For the DNA portion of its tests, Caris had previously launched a 592-gene panel and said in 2017 that it planned to take that panel through FDA approval. However last year, following the validation of the panel for also detecting microsatellite instability, the firm said it would submit an expanded panel of 650 to 700 genes that would also include MSI, tumor mutational burden, and genome-wide loss of heterozygosity testing. Instead, the firm has now decided to take an exome sequencing assay through FDA clearance instead of the gene panel, a plan it first revealed at the JP Morgan Healthcare conference last month.

Spetzler said that submitting a gene panel to the FDA would potentially be more burdensome in the future, as new targets are discovered and new drugs are developed, since it would require updating the test to include those new targets. As a result, the company decided to switch to the exome test.

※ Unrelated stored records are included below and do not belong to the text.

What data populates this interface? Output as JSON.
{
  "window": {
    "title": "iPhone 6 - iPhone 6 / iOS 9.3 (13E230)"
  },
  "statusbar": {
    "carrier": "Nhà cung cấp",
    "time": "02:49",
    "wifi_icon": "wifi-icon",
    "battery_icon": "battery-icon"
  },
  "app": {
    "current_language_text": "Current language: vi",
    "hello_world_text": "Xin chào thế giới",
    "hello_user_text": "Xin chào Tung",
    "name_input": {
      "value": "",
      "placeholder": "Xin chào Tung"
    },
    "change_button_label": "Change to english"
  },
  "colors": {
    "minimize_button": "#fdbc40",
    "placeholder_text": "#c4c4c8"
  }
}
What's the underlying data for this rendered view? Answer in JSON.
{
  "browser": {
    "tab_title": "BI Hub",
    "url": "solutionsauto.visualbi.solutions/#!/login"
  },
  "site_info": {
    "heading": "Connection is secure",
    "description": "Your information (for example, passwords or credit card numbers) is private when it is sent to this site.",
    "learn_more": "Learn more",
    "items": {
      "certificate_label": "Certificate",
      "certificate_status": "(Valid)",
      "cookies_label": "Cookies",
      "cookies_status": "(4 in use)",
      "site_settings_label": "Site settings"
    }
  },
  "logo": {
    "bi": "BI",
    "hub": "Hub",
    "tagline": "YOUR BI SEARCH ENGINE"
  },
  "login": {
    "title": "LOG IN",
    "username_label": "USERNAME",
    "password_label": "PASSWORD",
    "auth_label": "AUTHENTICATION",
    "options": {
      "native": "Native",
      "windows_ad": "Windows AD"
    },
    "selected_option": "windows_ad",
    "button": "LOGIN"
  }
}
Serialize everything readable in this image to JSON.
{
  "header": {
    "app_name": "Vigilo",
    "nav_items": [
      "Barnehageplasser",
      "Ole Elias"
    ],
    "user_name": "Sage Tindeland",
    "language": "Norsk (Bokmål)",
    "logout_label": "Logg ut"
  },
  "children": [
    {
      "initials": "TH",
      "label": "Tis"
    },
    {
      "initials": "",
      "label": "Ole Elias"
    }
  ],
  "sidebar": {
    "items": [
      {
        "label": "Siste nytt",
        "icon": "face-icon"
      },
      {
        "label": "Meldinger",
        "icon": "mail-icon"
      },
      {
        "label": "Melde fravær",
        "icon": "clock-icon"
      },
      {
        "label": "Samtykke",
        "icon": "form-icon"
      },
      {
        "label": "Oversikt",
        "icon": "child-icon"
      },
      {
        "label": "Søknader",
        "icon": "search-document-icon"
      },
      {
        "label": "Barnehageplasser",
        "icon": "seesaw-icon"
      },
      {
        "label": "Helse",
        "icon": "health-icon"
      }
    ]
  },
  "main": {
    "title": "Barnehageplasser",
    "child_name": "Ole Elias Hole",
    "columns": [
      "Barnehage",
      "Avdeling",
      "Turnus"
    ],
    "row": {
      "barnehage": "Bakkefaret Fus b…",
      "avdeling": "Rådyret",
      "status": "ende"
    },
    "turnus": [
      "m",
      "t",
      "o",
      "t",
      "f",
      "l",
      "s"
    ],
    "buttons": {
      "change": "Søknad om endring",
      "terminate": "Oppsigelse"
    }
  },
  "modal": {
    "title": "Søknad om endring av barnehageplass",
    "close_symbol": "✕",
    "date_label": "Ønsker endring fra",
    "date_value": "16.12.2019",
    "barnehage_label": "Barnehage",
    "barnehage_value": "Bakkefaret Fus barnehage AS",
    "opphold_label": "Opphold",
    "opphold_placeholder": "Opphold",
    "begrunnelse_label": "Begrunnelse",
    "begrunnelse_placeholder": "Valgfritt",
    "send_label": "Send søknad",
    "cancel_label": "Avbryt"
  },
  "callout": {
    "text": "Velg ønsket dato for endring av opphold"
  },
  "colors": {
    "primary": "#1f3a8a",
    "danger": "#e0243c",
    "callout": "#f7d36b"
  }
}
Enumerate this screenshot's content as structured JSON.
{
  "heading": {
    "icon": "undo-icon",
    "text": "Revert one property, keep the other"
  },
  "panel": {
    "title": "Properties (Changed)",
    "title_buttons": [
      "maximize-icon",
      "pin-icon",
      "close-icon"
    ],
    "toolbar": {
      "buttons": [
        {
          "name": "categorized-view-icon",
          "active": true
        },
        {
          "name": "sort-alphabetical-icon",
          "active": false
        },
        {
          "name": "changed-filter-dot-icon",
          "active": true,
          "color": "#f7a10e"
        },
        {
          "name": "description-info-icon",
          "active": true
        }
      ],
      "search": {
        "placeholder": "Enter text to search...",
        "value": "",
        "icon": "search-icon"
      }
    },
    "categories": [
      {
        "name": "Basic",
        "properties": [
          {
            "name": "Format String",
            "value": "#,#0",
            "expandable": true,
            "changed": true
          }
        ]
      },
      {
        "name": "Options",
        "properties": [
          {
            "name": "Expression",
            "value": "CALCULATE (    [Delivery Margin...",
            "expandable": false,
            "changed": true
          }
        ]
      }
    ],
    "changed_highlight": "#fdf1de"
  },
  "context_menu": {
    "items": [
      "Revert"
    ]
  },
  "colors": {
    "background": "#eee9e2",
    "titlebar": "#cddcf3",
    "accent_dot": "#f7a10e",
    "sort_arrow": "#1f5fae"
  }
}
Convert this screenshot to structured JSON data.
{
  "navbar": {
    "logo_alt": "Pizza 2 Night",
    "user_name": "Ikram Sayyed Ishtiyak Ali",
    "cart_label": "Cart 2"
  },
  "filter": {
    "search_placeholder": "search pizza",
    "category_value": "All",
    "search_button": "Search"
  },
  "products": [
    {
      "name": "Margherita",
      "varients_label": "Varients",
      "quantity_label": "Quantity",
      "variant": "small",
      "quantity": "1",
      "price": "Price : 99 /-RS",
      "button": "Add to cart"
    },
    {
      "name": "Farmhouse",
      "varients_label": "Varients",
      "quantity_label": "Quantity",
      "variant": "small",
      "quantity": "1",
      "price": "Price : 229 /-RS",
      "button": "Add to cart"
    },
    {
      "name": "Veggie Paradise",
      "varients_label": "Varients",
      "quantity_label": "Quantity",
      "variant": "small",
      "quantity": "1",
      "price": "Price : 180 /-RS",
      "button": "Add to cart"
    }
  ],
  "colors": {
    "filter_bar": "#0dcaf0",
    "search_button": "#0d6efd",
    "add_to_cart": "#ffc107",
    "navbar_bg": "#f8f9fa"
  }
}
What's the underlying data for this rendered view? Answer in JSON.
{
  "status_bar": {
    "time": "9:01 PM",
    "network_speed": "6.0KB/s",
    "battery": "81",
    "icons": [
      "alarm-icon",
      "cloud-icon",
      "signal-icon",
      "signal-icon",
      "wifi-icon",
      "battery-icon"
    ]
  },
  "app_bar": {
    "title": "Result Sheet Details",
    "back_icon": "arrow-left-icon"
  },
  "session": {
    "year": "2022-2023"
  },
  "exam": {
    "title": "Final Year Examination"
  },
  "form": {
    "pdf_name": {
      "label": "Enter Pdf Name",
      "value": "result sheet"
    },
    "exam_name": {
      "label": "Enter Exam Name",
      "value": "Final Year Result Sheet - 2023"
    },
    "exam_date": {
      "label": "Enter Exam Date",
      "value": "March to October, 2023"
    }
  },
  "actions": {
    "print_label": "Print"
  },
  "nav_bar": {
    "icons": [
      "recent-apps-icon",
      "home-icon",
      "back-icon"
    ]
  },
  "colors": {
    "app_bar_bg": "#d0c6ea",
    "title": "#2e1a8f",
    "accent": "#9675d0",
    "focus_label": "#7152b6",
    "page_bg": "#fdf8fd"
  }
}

He did not say when the company would launch and submit the exome test to the FDA, noting that there are a number of hurdles to overcome that are not present for a transcriptome test.

"One challenge is how to handle pseudogenes and homopolymer regions," Spetzler said, adding that with RNA sequencing, pseudogenes are not a problem because they are not transcribed and so not sequenced.

Despite switching to more comprehensive testing, Spetzler said, the out-of-pocket cost to patients, which varies depending on patients' insurance plan, would not change. The firm has contracts with insurance companies with 170 million lives covered.